Mahkamah Konstitusi (MK) menggelar sidang Pengujian Undang-Undang Nomor 37 Tahun 2004 tentang Kepailitan dan Penundaan Kewajiban Pembayaran Utang (UU Kepailitan), Rabu (1/4), di ruang sidang panel Gedung MK, dengan agenda Pemeriksaan Pendahuluan.
Perkara yang teregistrasi dengan Nomor 19/PUU-VII/2009 ini dimohonkan oleh Tafrizal Hasan Gewang, S.H., M.H., dan Royandi Haikal, S.H., M.H. yang berprofesi sebagai kurator.
Para pemohon merasa hak konstitusionalnya dirugikan dengan adanya Pasal 15 ayat (3) UU Kepailitan yang menyatakan “kurator yang diangkat sebagaimana dimaksud pada ayat (1) harus independen, tidak mempunyai benturan kepentingan dengan Debitor atau Kreditor, dan tidak sedang menangani perkara kepailitan dan penundaan kewajiban pembayaran utang lebih dari 3 (tiga) perkara.”
Pasal tersebut dianggap para Pemohon membatasi profesi kurator karena tidak boleh menerima perkara apabila ia sedang menangani tiga perkara. Tak hanya itu, menurut Pemohon, Pasal 15 ayat (3) menimbulkan diskriminasi karena profesi kurator sama dengan profesi bidang keahlian lainnya seperti advokat atau pengacara, akuntan publik, konsultan hukum pasar modal, dan penilai (appraiser).
“Pembatasan yang tercantum dalam Pasal 15 ayat (3) melanggar hak para Pemohon atas pekerjaan dan penghidupan yang layak, diperlakukan tidak adil, serta bersifat diskriminatif,” kata Tafrizal.

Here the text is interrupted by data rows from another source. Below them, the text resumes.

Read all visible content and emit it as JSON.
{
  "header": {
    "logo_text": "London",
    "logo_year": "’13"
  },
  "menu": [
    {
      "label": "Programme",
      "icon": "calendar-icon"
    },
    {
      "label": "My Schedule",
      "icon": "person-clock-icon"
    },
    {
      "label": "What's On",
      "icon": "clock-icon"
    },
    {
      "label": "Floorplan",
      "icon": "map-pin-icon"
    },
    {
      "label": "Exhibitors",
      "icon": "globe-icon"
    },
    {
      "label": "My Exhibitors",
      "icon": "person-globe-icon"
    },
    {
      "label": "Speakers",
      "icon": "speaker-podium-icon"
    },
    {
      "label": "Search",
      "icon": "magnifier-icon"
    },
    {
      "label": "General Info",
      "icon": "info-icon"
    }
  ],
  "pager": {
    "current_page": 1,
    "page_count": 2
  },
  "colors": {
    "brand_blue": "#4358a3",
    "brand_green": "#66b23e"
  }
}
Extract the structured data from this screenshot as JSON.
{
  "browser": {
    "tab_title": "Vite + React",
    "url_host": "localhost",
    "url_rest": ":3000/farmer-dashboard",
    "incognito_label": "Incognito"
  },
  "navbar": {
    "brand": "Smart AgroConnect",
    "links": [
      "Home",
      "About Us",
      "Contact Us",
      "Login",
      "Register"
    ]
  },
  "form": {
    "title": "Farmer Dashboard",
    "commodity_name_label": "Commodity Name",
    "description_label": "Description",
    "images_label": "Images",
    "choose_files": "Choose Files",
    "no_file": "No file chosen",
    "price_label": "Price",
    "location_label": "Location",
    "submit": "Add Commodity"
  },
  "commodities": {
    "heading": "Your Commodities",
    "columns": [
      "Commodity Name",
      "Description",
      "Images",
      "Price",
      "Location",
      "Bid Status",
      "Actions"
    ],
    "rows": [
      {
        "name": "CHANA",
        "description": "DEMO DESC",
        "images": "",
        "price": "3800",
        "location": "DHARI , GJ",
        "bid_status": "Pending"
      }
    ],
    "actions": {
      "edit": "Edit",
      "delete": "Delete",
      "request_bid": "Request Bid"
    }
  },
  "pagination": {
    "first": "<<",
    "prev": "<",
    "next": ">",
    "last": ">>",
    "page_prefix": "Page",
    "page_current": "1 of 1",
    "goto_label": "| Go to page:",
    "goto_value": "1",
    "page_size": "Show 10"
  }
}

Oleh karenanya, para Pemohon menganggap pasal a quo bertentangan dengan Pasal 27 ayat (1) dan (2), Pasal 28C ayat (2), Pasal 28D ayat (1) dan (2), serta Pasal 28I ayat (2) UUD 1945, dan dalam petitumnya, para Pemohon meminta MK membatalkan keberlakuan Pasal 15 ayat (3) UU Kepailitan dan menyatakannya tidak mempunyai kekuatan hukum mengikat.
Majelis Panel Hakim yang terdiri dari Maruarar Siahaan, Arsyad Sanusi, dan Achmad Sodiki meminta para Pemohon mengubah permohonannya terutama penjelasan mengenai hak konstitusional yang terlanggar. “Jangan menjadikan kerugian materiil sebagai landasan anda (para Pemohon, red.) mengajukan gugatan ke MK. Harus ada penjelasan mengenai apa hak konstitusional anda yang terlanggar karena Pasal 15 ayat (3) ini,” jelas Maruarar.
Kemudian Maruarar juga meminta agar Para Pemohon mereformulasi permohonannya mengenai pasal diskriminatif. “Anda harus menjelaskan definisi dari diskriminatif sehingga bisa meyakinkan MK bahwa pasal yang diujikan bersifat diskriminatif,” tandas Maruarar.
Majelis Hakim Konstitusi memberi waktu dua minggu (14 hari kerja, red) bagi para Pemohon untuk memperbaiki permohonannya. (Lulu A.)